C’est entre autres parce que l’exécutif s’attend à « une nouvelle flambée des prix début 2023 »  qu’il a décidé « d’aller plus loin ». 

Le dispositif qui concerne directement les collectivités « et les établissements publics »  s’appelle « l’amortisseur électricité ». Ce dispositif n’est pas d’une simplicité extrême, mais on peut le résumer ainsi : l’État va prendre en charge la moitié du surcoût sur les factures d’électricité « au-delà d’un prix de référence de 325 euros le MW/h ». 

Cette mesure s’appliquera pour les contrats 2023, « y compris ceux qui sont déjà signés », a bien précisé hier Élisabeth Borne. 

Deuxième dispositif annoncé hier : « La prolongation et la simplification du filet de sécurité », qui s’appliquera également « aux surcoûts du gaz ». Peu de détails ont été donnés, pour l’instant, sur ces « simplifications »  très attendues, qui feront l’objet d’un amendement dans le PLF pour 2023. 

Ces deux mesures représenteront un budget de 2,5 milliards d’euros pour l’État, sur un total de 12 milliards pour le plan annoncé hier, le reste étant consacré à l’aide aux entreprises. 

Un dispositif pour toutes les collectivités

L’intérêt de ce dispositif est qu’il va concerner toutes les collectivités, pas seulement celles qui étaient couvertes par le bouclier tarifaire, c’est-à-dire les plus petites d’entre elles (moins de 10 agents et moins de 2 millions d’euros de recettes). Les plus petites, mais pas forcément celles qui en avaient le plus besoin : les bourgs-centres, qui supportent les charges de centralité pour des communes environnantes, sont, entre autres, particulièrement exposées depuis le début de la crise. 

Ici, les ministres ont insisté : le mécanisme s’appliquera à toutes les collectivités et établissements publics. « Il sera automatique, ne nécessitera aucun dossier, aucune instruction préalable », a expliqué la ministre de la Transition énergétique, Agnès Pannier-Runacher. Laquelle a été claire : le dispositif ne permettra pas de revenir aux tarifs de début 2021. Mais l’État prendra bien en charge directement la part de la facture correspondant à la moitié de l’écart entre le prix du marché et le seuil de 325 euros du MW/h fixé par le gouvernement.

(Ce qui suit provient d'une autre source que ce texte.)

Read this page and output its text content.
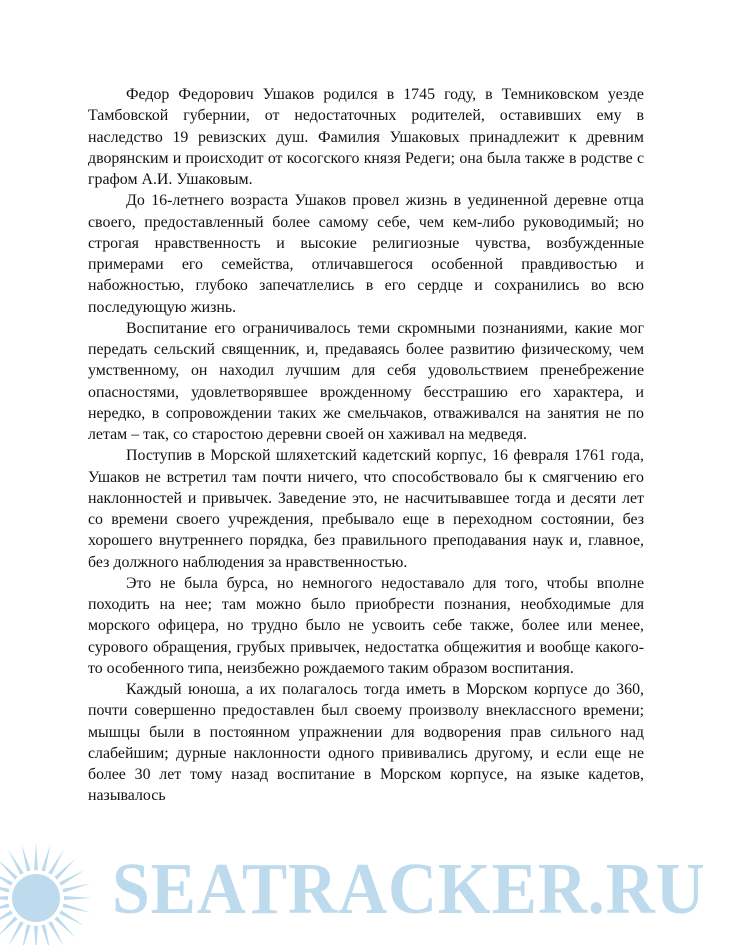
Федор Федорович Ушаков родился в 1745 году, в Темниковском уезде Тамбовской губернии, от недостаточных родителей, оставивших ему в наследство 19 ревизских душ. Фамилия Ушаковых принадлежит к древним дворянским и происходит от косогского князя Редеги; она была также в родстве с графом А.И. Ушаковым.

До 16-летнего возраста Ушаков провел жизнь в уединенной деревне отца своего, предоставленный более самому себе, чем кем-либо руководимый; но строгая нравственность и высокие религиозные чувства, возбужденные примерами его семейства, отличавшегося особенной правдивостью и набожностью, глубоко запечатлелись в его сердце и сохранились во всю последующую жизнь.

Воспитание его ограничивалось теми скромными познаниями, какие мог передать сельский священник, и, предаваясь более развитию физическому, чем умственному, он находил лучшим для себя удовольствием пренебрежение опасностями, удовлетворявшее врожденному бесстрашию его характера, и нередко, в сопровождении таких же смельчаков, отваживался на занятия не по летам – так, со старостою деревни своей он хаживал на медведя.

Поступив в Морской шляхетский кадетский корпус, 16 февраля 1761 года, Ушаков не встретил там почти ничего, что способствовало бы к смягчению его наклонностей и привычек. Заведение это, не насчитывавшее тогда и десяти лет со времени своего учреждения, пребывало еще в переходном состоянии, без хорошего внутреннего порядка, без правильного преподавания наук и, главное, без должного наблюдения за нравственностью.

Это не была бурса, но немногого недоставало для того, чтобы вполне походить на нее; там можно было приобрести познания, необходимые для морского офицера, но трудно было не усвоить себе также, более или менее, сурового обращения, грубых привычек, недостатка общежития и вообще какого-то особенного типа, неизбежно рождаемого таким образом воспитания.

Каждый юноша, а их полагалось тогда иметь в Морском корпусе до 360, почти совершенно предоставлен был своему произволу внеклассного времени; мышцы были в постоянном упражнении для водворения прав сильного над слабейшим; дурные наклонности одного прививались другому, и если еще не более 30 лет тому назад воспитание в Морском корпусе, на языке кадетов, называлось

SEATRACKER.RU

Il y aura donc toujours un surcoût important à payer pour les collectivités, ce qui signifie, a insisté la ministre, qu'elles doivent poursuivre leurs efforts de sobriété et essayer de négocier les meilleurs contrats possibles. 

Le gouvernement a promis de transmettre rapidement des éléments concrets et des exemples chiffrés pour que les élus puissent bien comprendre ce qui va être pris en charge au titre de ces différents dispositifs – les ministres qui les ont présentés, hier, s’étant eux-mêmes quelque peu embrouillés. 

Réactions des associations d’élus

L’AMF a rapidement réagi à ces annonces, hier, en « saluant »  ce dispositif de compensation : « L’AMF avait demandé à ce que toutes les communes et intercommunalités puissent bénéficier de la réouverture des tarifs règlementés de l’énergie et ce dispositif conséquent répond à la demande de l’AMF d’un mécanisme universel. »  Elle souligne en outre que « la facturation directe à l’État par les fournisseurs de la partie compensée soulagera la trésorerie des collectivités. »  L’association se dit maintenant « attentive »  à l’élaboration des décrets et arrêtés qui concrétiseront ces annonces. 

France urbaine a elle aussi salué ces mesures, qui vont « dans le bon sens », mais elle va maintenant sortir les calculatrices pour « en mesurer les impacts réels sur les finances des grandes villes, agglomérations et métropoles ». 

France urbaine « regrette », en revanche, que le filet de sécurité soit « conservé en l’état », car elle estime que la condition d’éligibilité à ce filet de sécurité (baisse de 25 % de l’épargne brute) n’est « pas pertinente ». 

Même réaction du côté d’Intercommunalités de France, qui estime que ces mesures étaient indispensables quand « plus de la moitié des intercommunalités s’attendent à une multiplication par quatre de leur facture d’énergie en 2023 ». Mais l’association estime qu’il faudra « une expertise fine »  pour mesurer les effets de ces mesures. 

Il faut maintenant attendre l’amendement modifiant le filet de sécurité pour en savoir plus. Quant à « l’amortisseur électricité », il devrait faire l’objet de textes réglementaires.